Bilgi Üniversitesi Sahne Sanatları 2. sınıfta iken “Açık Saçık Birkaç Polaroid” oyunundaki performansı ile “Genç Yetenek” ödülü almış olan, “Kebap”da olağanüstü bir oyunculuk sergileyen Gülce Oral’ı en son ikincikat’ta “Bazı Sesler”de izlemiştim. Sevgilisini arkadaşına kaptırmaktan korkan, ama “sağ salim dönsün de isterse onu sevsin” diyebilen genç kızın abla ile taban tabana zıt ikilemini çok iyi yorumlamış.

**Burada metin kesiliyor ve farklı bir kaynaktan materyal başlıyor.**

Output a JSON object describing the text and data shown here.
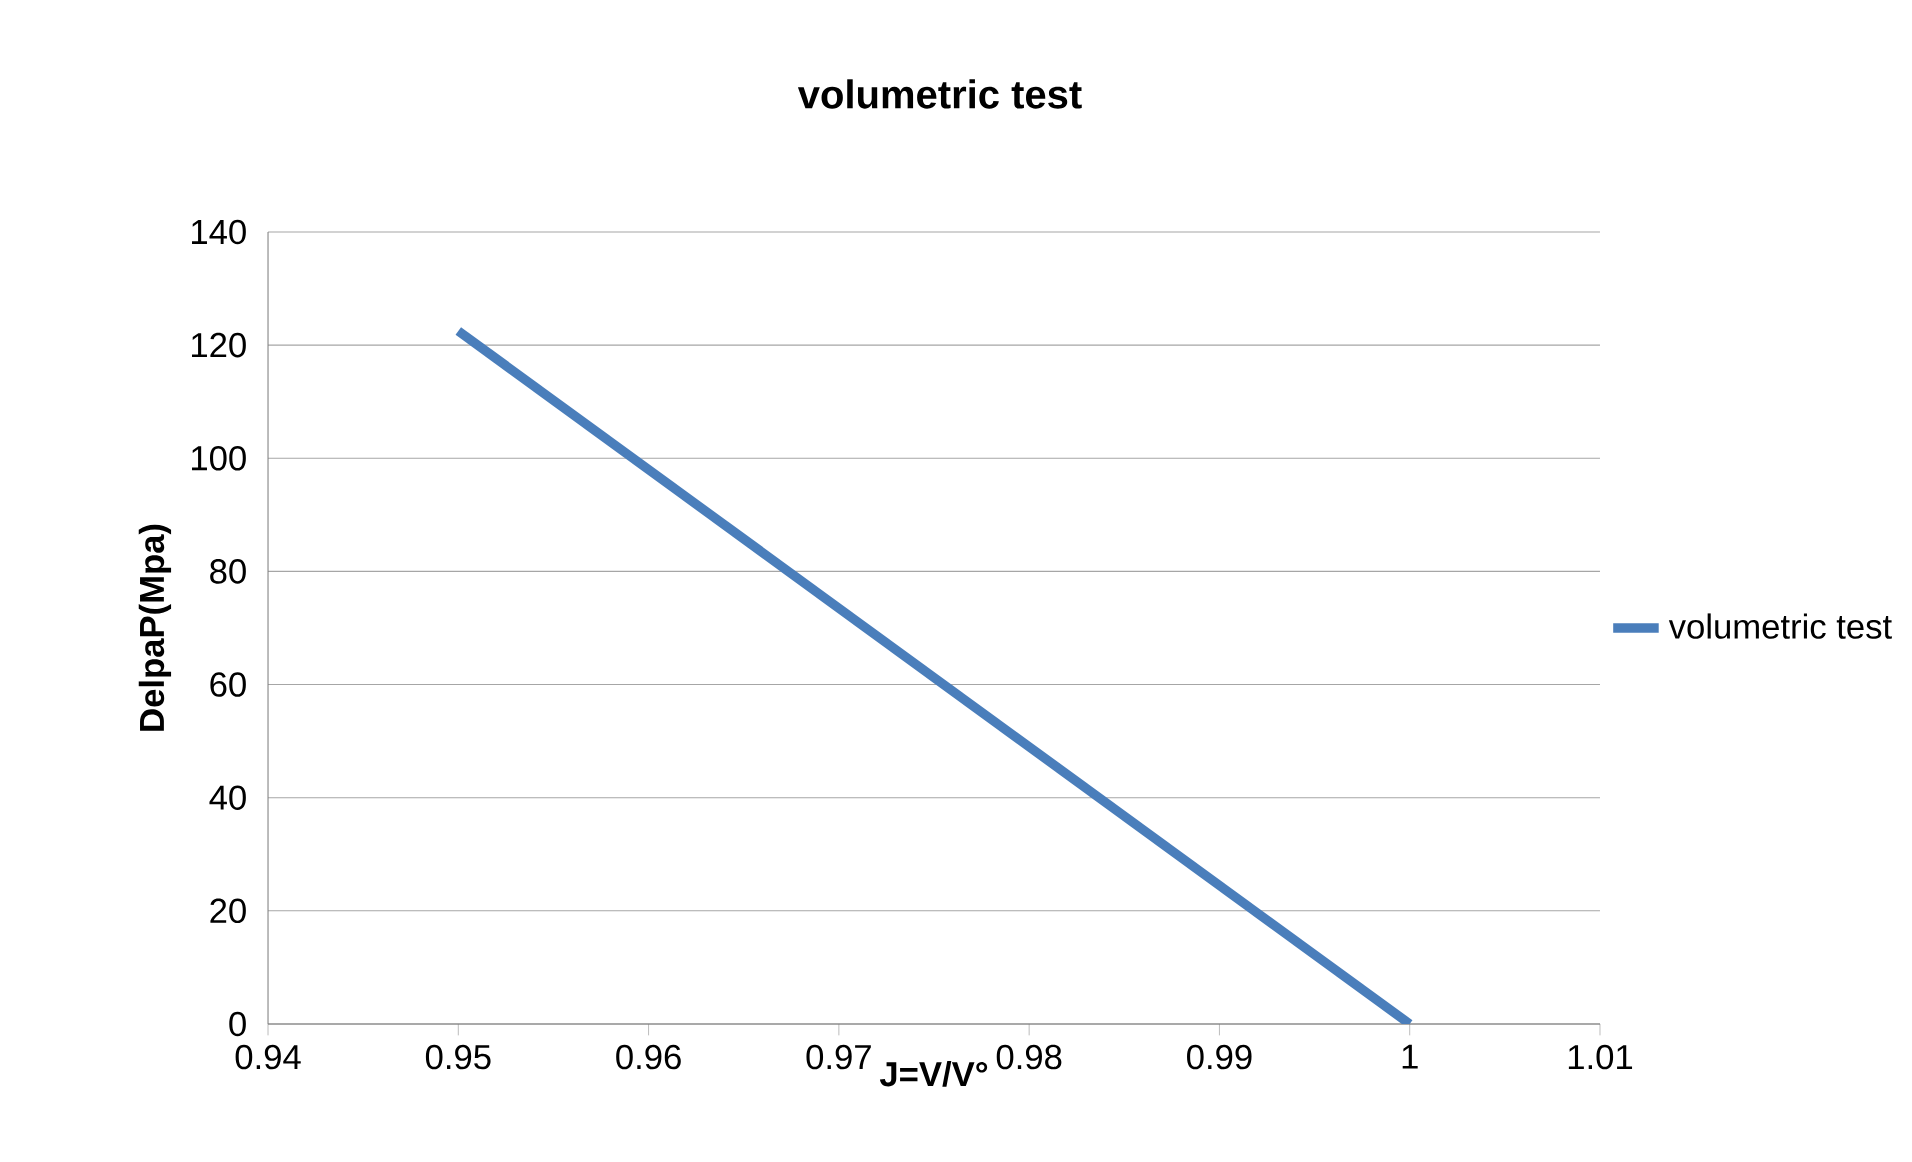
{
  "chart_data": {
    "type": "line",
    "title": "volumetric test",
    "xlabel": "J=V/V°",
    "ylabel": "DelpaP(Mpa)",
    "xlim": [
      0.94,
      1.01
    ],
    "xticks": [
      0.94,
      0.95,
      0.96,
      0.97,
      0.98,
      0.99,
      1,
      1.01
    ],
    "ylim": [
      0,
      140
    ],
    "yticks": [
      0,
      20,
      40,
      60,
      80,
      100,
      120,
      140
    ],
    "grid": "y",
    "legend": "right",
    "marker": "none",
    "line_style": "solid",
    "series": [
      {
        "name": "volumetric test",
        "color": "#4a7ebb",
        "x": [
          0.95,
          1
        ],
        "values": [
          122.5,
          0
        ]
      }
    ]
  }
}
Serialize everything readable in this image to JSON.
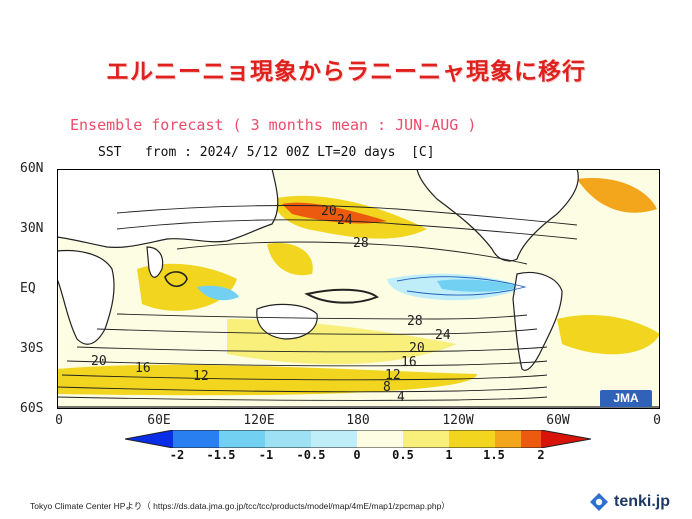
{
  "headline": "エルニーニョ現象からラニーニャ現象に移行",
  "map": {
    "title": "Ensemble forecast ( 3 months mean : JUN-AUG )",
    "subtitle": "SST   from : 2024/ 5/12 00Z LT=20 days  [C]",
    "lat_labels": [
      "60N",
      "30N",
      "EQ",
      "30S",
      "60S"
    ],
    "lon_labels": [
      "0",
      "60E",
      "120E",
      "180",
      "120W",
      "60W",
      "0"
    ],
    "contour_labels": [
      "20",
      "24",
      "28",
      "28",
      "24",
      "20",
      "16",
      "12",
      "8",
      "4",
      "20",
      "16",
      "12"
    ],
    "agency_badge": "JMA",
    "colors": {
      "deep_blue": "#0a2ee6",
      "blue": "#2a7ff0",
      "light_blue": "#72d0f2",
      "pale_blue": "#bfeef8",
      "neutral": "#fdfde4",
      "pale_yellow": "#f8f07a",
      "yellow": "#f2d51e",
      "orange": "#f3a61c",
      "dark_orange": "#ec5a10",
      "red": "#d8140a"
    }
  },
  "colorbar": {
    "labels": [
      "-2",
      "-1.5",
      "-1",
      "-0.5",
      "0",
      "0.5",
      "1",
      "1.5",
      "2"
    ]
  },
  "footer": {
    "credit": "Tokyo Climate Center HPより（ https://ds.data.jma.go.jp/tcc/tcc/products/model/map/4mE/map1/zpcmap.php）",
    "logo_text": "tenki.jp"
  }
}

Bir kolunu kaybeden, o kolun yerine oğlunu koymuş baba karakterine hayat veren, yılların oyuncusu, yönetmen ve seslendirme sanatçısı Metin Coşkun olsun, bir yandan asker kaçağı sabıkalı kardeşini ihbar ettiği için vicadan azabı çeken, diğer yandan da baş belası kardeşin bir daha dönmeyeceğini uman ablanın ikilemini derinlemesine veren Bige Önal çok başarılılar. Oyunu kocasının sağ salim dönmesi için dua ederek açan ve 55 dakika sonra aynı dua ile bitiren, “Kapı gibi” kocasını vatan görevine yolladığında ciddi maddi sorunlar yaşayan yeni gelinde ise Hare Sürel müthiş.

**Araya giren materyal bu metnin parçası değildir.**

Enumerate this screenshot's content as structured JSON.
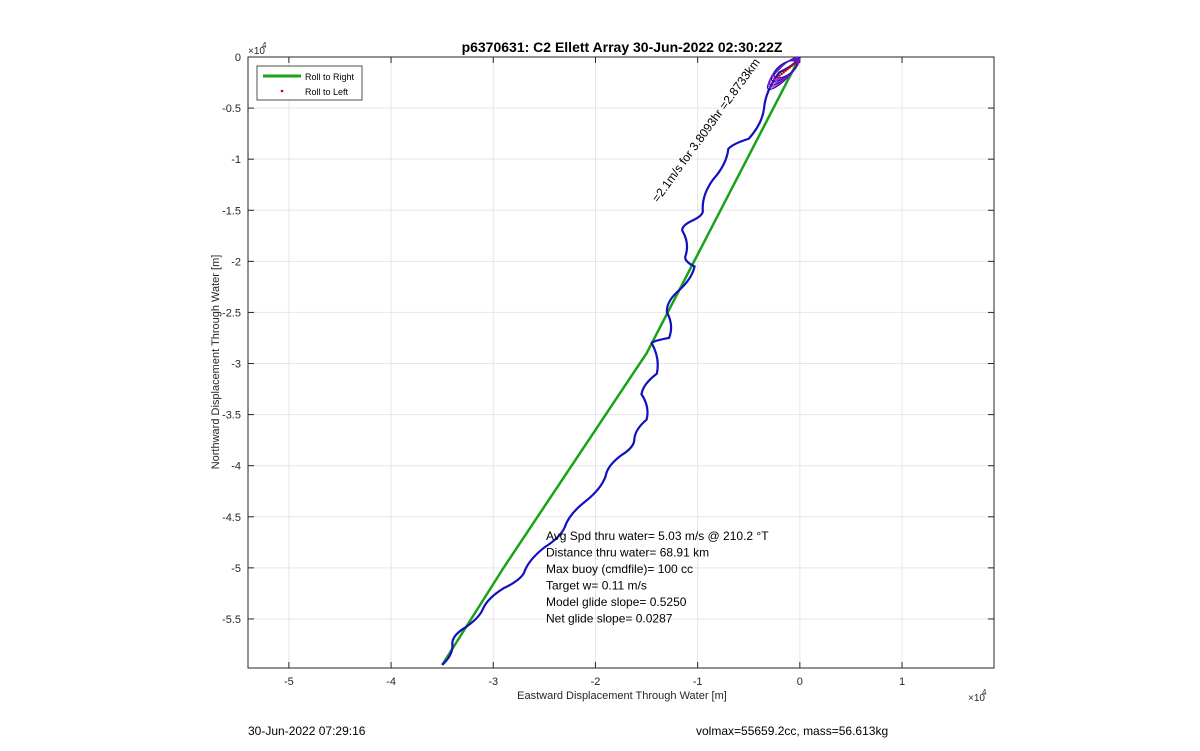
{
  "chart_data": {
    "type": "line",
    "title": "p6370631: C2 Ellett Array 30-Jun-2022 02:30:22Z",
    "xlabel": "Eastward Displacement Through Water [m]",
    "ylabel": "Northward Displacement Through Water [m]",
    "x_exponent_label": "×10",
    "y_exponent_label": "×10",
    "exponent_power": "4",
    "xlim": [
      -5.4,
      1.9
    ],
    "ylim": [
      -5.98,
      0
    ],
    "xticks": [
      -5,
      -4,
      -3,
      -2,
      -1,
      0,
      1
    ],
    "xtick_labels": [
      "-5",
      "-4",
      "-3",
      "-2",
      "-1",
      "0",
      "1"
    ],
    "yticks": [
      0,
      -0.5,
      -1,
      -1.5,
      -2,
      -2.5,
      -3,
      -3.5,
      -4,
      -4.5,
      -5,
      -5.5
    ],
    "ytick_labels": [
      "0",
      "-0.5",
      "-1",
      "-1.5",
      "-2",
      "-2.5",
      "-3",
      "-3.5",
      "-4",
      "-4.5",
      "-5",
      "-5.5"
    ],
    "grid": true,
    "legend": {
      "placement": "top-left",
      "entries": [
        {
          "name": "Roll to Right",
          "color": "#1aa31a",
          "style": "line"
        },
        {
          "name": "Roll to Left",
          "color": "#cc0000",
          "style": "dot"
        }
      ]
    },
    "series": [
      {
        "name": "Roll to Right",
        "color": "#1aa31a",
        "x": [
          0,
          -1.5,
          -2.9,
          -3.5
        ],
        "y": [
          0,
          -2.9,
          -5.0,
          -5.95
        ]
      },
      {
        "name": "track",
        "color": "#1010c0",
        "x": [
          0,
          -0.2,
          -0.35,
          -0.5,
          -0.7,
          -0.85,
          -0.95,
          -1.05,
          -1.15,
          -1.12,
          -1.03,
          -1.2,
          -1.3,
          -1.28,
          -1.45,
          -1.4,
          -1.55,
          -1.5,
          -1.62,
          -1.75,
          -1.9,
          -2.1,
          -2.3,
          -2.5,
          -2.7,
          -2.9,
          -3.1,
          -3.3,
          -3.4,
          -3.5
        ],
        "y": [
          0,
          -0.15,
          -0.5,
          -0.8,
          -0.9,
          -1.2,
          -1.5,
          -1.6,
          -1.7,
          -1.95,
          -2.05,
          -2.3,
          -2.5,
          -2.75,
          -2.8,
          -3.1,
          -3.3,
          -3.55,
          -3.75,
          -3.9,
          -4.1,
          -4.35,
          -4.6,
          -4.8,
          -5.05,
          -5.2,
          -5.4,
          -5.6,
          -5.75,
          -5.95
        ]
      }
    ],
    "annotation": "=2.1m/s for 3.8093hr =2.8733km",
    "stats_text": [
      "Avg Spd thru water=  5.03 m/s @ 210.2 °T",
      "Distance thru water= 68.91 km",
      "Max buoy (cmdfile)= 100 cc",
      "Target w= 0.11 m/s",
      "Model glide slope= 0.5250",
      "Net glide slope= 0.0287"
    ]
  },
  "footer": {
    "left": "30-Jun-2022 07:29:16",
    "right": "volmax=55659.2cc, mass=56.613kg"
  }
}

Iska haziran ayının ilk yarısında da sahnelenmeye devam ediyor. Yeni bir oyunu, yeni bir yazarı ve dört dörtlük bir toplu oyunculuk gösterisini bu tiyatro mevsimi sona ermeden keşfetmek için son fırsat. Kaçırırsanız önümüzdeki sonbaharı beklemek zorunda kalırsınız. Ama bu yaz da olsa, gelecek sonbahara da kalsa mutlaka izleyin.

Hepinize iyi seyirler.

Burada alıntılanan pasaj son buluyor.